## Fraction Questions (Cognitive Demand), LofC, Points): Activity Results vs Accepted results

Our group thought that the whole assessment activity was not that hard. Most of it promotes mimicking. Students will need to know fractions and should be able to know all the answers to the assessment questions. The questions are in the same format, just the numbers change. Most of it is about remembering fractions and “understanding” them. I included quotations to the word “understanding” since students do not really know fractions. They just do it because they were taught that way. If you ask a student to define what a fraction is, most of them will not be able to define what it is. Some students will define fractions as: “it is those two numbers, one on top and one at the bottom then a horizontal line between them.” Some students do not recognize that fractions are also numbers since we always represent fractions pictorially as a pie or a chocolate bar. Fractions are also associated with division, which some students may miss. Some students think of fractions as a separate entity, without any relation to other math concepts.

Fraction BLANK Booklet – 2024W

FRACTION ACTIVITY workbook – EASY to HARD

## The 5 Lenses of Data Collection

I cannot remember my score for the fraction quiz, but I know I got a perfect score. If the total points are 345 to get a perfect score, then I think I got somewhere around that number. I believe that the fraction activity is also checking how fast I answer the question. I think we should not even be assessing how fast students work out their fractions.
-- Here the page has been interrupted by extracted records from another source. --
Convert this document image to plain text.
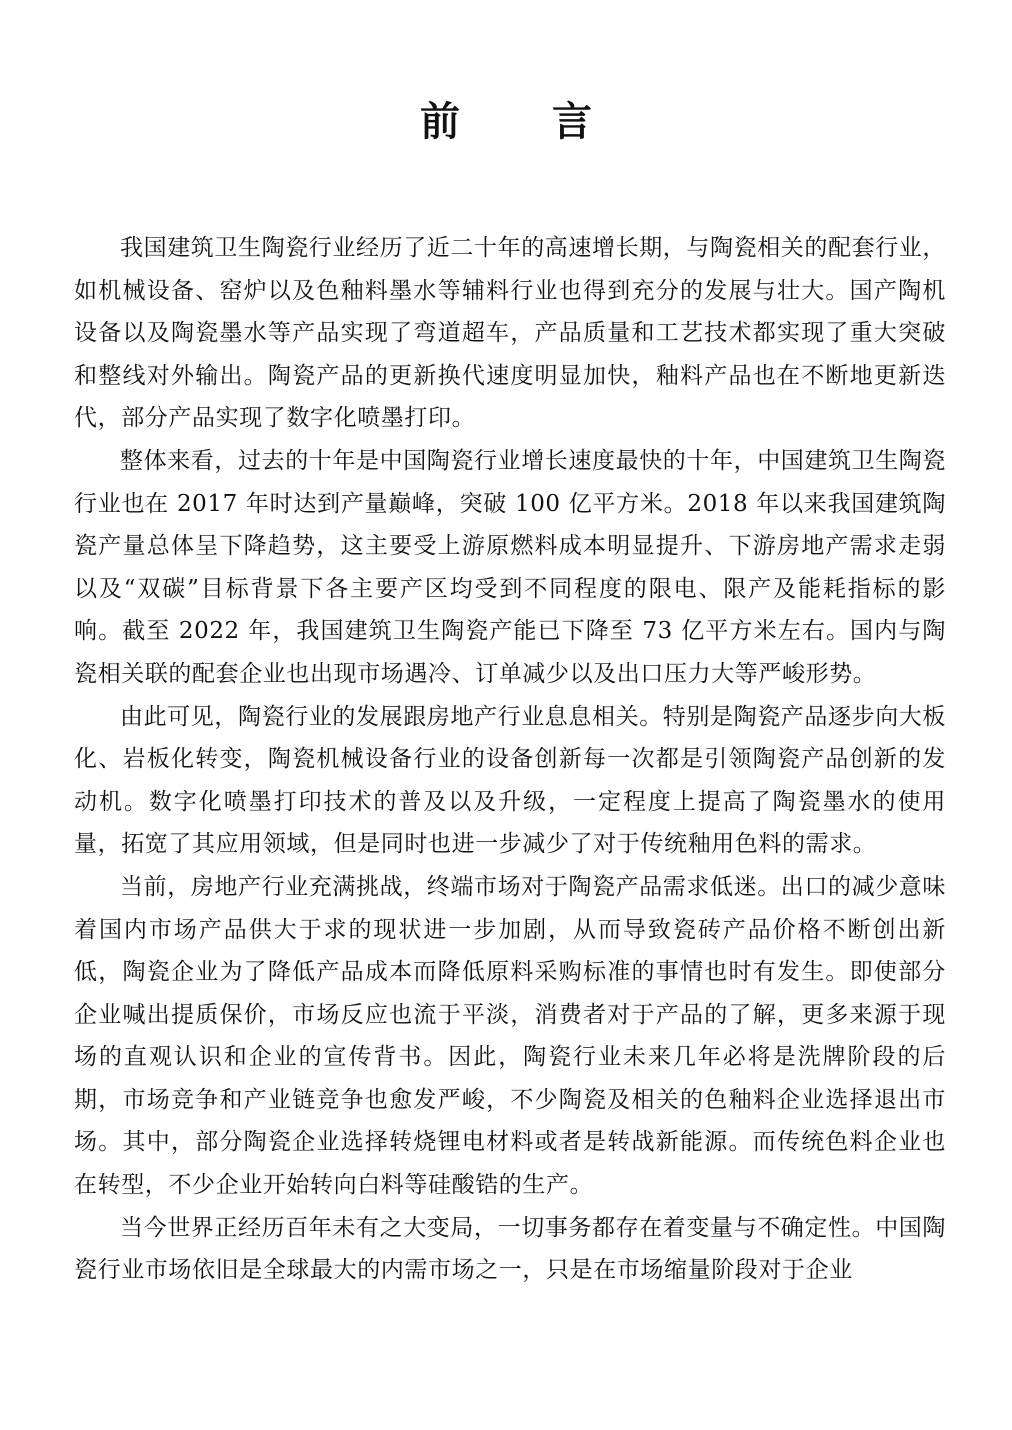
前言

我国建筑卫生陶瓷行业经历了近二十年的高速增长期，与陶瓷相关的配套行业，如机械设备、窑炉以及色釉料墨水等辅料行业也得到充分的发展与壮大。国产陶机设备以及陶瓷墨水等产品实现了弯道超车，产品质量和工艺技术都实现了重大突破和整线对外输出。陶瓷产品的更新换代速度明显加快，釉料产品也在不断地更新迭代，部分产品实现了数字化喷墨打印。

整体来看，过去的十年是中国陶瓷行业增长速度最快的十年，中国建筑卫生陶瓷行业也在 2017 年时达到产量巅峰，突破 100 亿平方米。2018 年以来我国建筑陶瓷产量总体呈下降趋势，这主要受上游原燃料成本明显提升、下游房地产需求走弱以及“双碳”目标背景下各主要产区均受到不同程度的限电、限产及能耗指标的影响。截至 2022 年，我国建筑卫生陶瓷产能已下降至 73 亿平方米左右。国内与陶瓷相关联的配套企业也出现市场遇冷、订单减少以及出口压力大等严峻形势。

由此可见，陶瓷行业的发展跟房地产行业息息相关。特别是陶瓷产品逐步向大板化、岩板化转变，陶瓷机械设备行业的设备创新每一次都是引领陶瓷产品创新的发动机。数字化喷墨打印技术的普及以及升级，一定程度上提高了陶瓷墨水的使用量，拓宽了其应用领域，但是同时也进一步减少了对于传统釉用色料的需求。

当前，房地产行业充满挑战，终端市场对于陶瓷产品需求低迷。出口的减少意味着国内市场产品供大于求的现状进一步加剧，从而导致瓷砖产品价格不断创出新低，陶瓷企业为了降低产品成本而降低原料采购标准的事情也时有发生。即使部分企业喊出提质保价，市场反应也流于平淡，消费者对于产品的了解，更多来源于现场的直观认识和企业的宣传背书。因此，陶瓷行业未来几年必将是洗牌阶段的后期，市场竞争和产业链竞争也愈发严峻，不少陶瓷及相关的色釉料企业选择退出市场。其中，部分陶瓷企业选择转烧锂电材料或者是转战新能源。而传统色料企业也在转型，不少企业开始转向白料等硅酸锆的生产。

当今世界正经历百年未有之大变局，一切事务都存在着变量与不确定性。中国陶瓷行业市场依旧是全球最大的内需市场之一，只是在市场缩量阶段对于企业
Think about ESL students or students who struggle with reading. Let us say they got all their fractions correct, but fell off because they read the questions a little slower than others. How is this fair? Anyhow, I like looking at how assessment results work in provincial, national, or international settings. We could comprehend the effectiveness of our assessments if they are doing well provincially or nationwide and beyond. We could also see if the assessments work with a different demographic or if they only work locally with our students. It is always nice to see the performance of other provinces and other countries. We could potentially learn from one another and eventually produce the best learning experience for students as well as the best data collection method for teachers. This is also the reason I interviewed a teacher in the Philippines to learn about their assessments and evaluation.

The reason I have a lower point for meeting the criteria is that the questions are all in the same format. If students could show me that they could answer it, then it tells me that they know their fractions (in this format). I remember that this is an assessment, students could always improve their fractions later on!

## 5 Assessment Quizzes

Results are available in another post. CLICK HERE!

## SYMBOL

For this week’s symbol, I have decided to use fractions. Fractions represent the math that we did for this week and the week before the 3-week block. Fractions also represent our divided opinions about assessment and evaluation. However, we know that each fraction represents the whole. So, even though we have different opinions, represented by the fractions, we contribute as a whole.